Он вышел на улицу и подозвал такси.
Легкий «Кабриолет» мчал Гупту по голубому полумесяцу Марин-драйв, – скоростному шоссе вдоль залива Бэк-Бэй – «жемчужному ожерелью».
Шофер, смуглый молодой парень, был молчалив, но чувствовалось – за рулем сидит не новичок.
– Господин, вот и Малабар-Хилл!
– Отлично! Благодарю вас.
– Не за что, господин. Храни вас Бог! – и водитель широко улыбнулся.
Расплатившись с шофером, Гупта поспешил к маленькому кафе под манговыми деревьями.
Он сел за свободный круглый белый столик из бамбукового дерева.
В кафе было уютно. Оно находилось на поляне среди мангового леса. В центре кафе красовалась великолепная арековая пальма.
Подошел официант и склонился над Гуптой.
– Мне два лимонада, фрукты и чай.
Официант удалился.
И вдруг Гупта почувствовал, что кто-то прикоснулся к его плечу.
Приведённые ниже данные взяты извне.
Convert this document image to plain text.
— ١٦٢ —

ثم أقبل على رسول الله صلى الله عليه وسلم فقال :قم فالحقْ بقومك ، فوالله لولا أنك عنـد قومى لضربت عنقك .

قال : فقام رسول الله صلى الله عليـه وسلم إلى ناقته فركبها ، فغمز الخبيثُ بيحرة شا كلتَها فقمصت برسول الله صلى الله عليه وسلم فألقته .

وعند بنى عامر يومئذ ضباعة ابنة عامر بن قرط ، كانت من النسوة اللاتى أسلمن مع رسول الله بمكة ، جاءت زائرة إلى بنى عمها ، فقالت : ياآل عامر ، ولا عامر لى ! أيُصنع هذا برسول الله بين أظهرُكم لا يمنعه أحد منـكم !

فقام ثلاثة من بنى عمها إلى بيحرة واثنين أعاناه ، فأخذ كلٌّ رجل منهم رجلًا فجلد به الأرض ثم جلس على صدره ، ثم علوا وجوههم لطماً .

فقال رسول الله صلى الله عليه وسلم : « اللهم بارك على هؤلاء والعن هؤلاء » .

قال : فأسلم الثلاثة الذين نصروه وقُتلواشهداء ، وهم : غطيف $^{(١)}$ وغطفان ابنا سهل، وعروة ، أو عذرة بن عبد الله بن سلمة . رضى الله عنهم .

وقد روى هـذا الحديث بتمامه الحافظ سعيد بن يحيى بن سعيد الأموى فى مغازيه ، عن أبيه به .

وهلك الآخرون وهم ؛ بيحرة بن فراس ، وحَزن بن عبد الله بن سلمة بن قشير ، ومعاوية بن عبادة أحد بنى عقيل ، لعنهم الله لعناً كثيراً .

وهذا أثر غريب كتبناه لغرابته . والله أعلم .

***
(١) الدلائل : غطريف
Он обернулся. Ну конечно, Рави! Гупта вскочил и друзья обменялись пожатиями рук:
– Рам, рам, Гупта!
– Рам, рам, Рави!
– Дорогой Гупта, – начал Рави, когда они уселись и стали потягивать лимонад. – У меня, собственно, нет никакого срочного дела и предложения; есть, правда, кое-что, но это – потом. Мне хотелось встретиться с тобой. И, зная, как мы оба заняты, я решил вытащить тебя на воздух, отдохнуть, поговорить, пообщаться. Ведь ты сам знаешь: телефон есть телефон. А в жизни между людьми важна встреча.
– Итак, за встречу! – усмехнулся Гупта и поднял бокал белого вина.
Друзья выпили и рассмеялись.
… Искусство духовного общения, как известно, в Индии развито довольно широко.
Умение слушать – отличительный дар этих бесед. Здесь исходят из убеждения, что разговор должен идти не на уровне слов, а выявить что-то, стоящее за словами, то, что на уровне сердца.
Это, естественно, не Сократовские беседы и не обычные диалоги. Подобные беседы превращаются как бы в совместные медитации.
Это на языке хинди называется «сатсанг», то есть ее особенность состоит в том, что направление ее – в сторону вечного, беспредельного.
Прошло уже полчаса, как друзья, однокашники по университету Гупта и Рави беседовали вдвоем на свежем ветерке, пробивающемся сквозь листву с бирюзовых волн Аравийского моря.
В кафе было немноголюдно. Единственный официант довольно умело и неслышно обслуживал клиентов. Бармен с широким лицом и красными толстыми руками мясника с изяществом слона наполнял бокалы и пиалы, выставлял на стойку небольшие подносы с бетелем, фруктами и сладостями.
– Недавно, Гупта, я прочел книгу, сборник статей об Индии. И что я открыл для себя? Ты будешь удивлен, – продолжал Рави, отпив из бокала глоток вина. – Ты прекрасно знаешь, как я ценю Редьярда Киплинга, этого английского писателя и поэта, с его бессмертным «Маугли». Но дело в том, Гупта, что Индию мало кто из иностранцев понимает, о своих я не говорю.
Так вот, Киплинг – не понял Индии. Не понял главного – ее духовности. Это лишний раз доказывает, как говорил мой отец, что англичане навязывали свой порядок и свое миропонимание.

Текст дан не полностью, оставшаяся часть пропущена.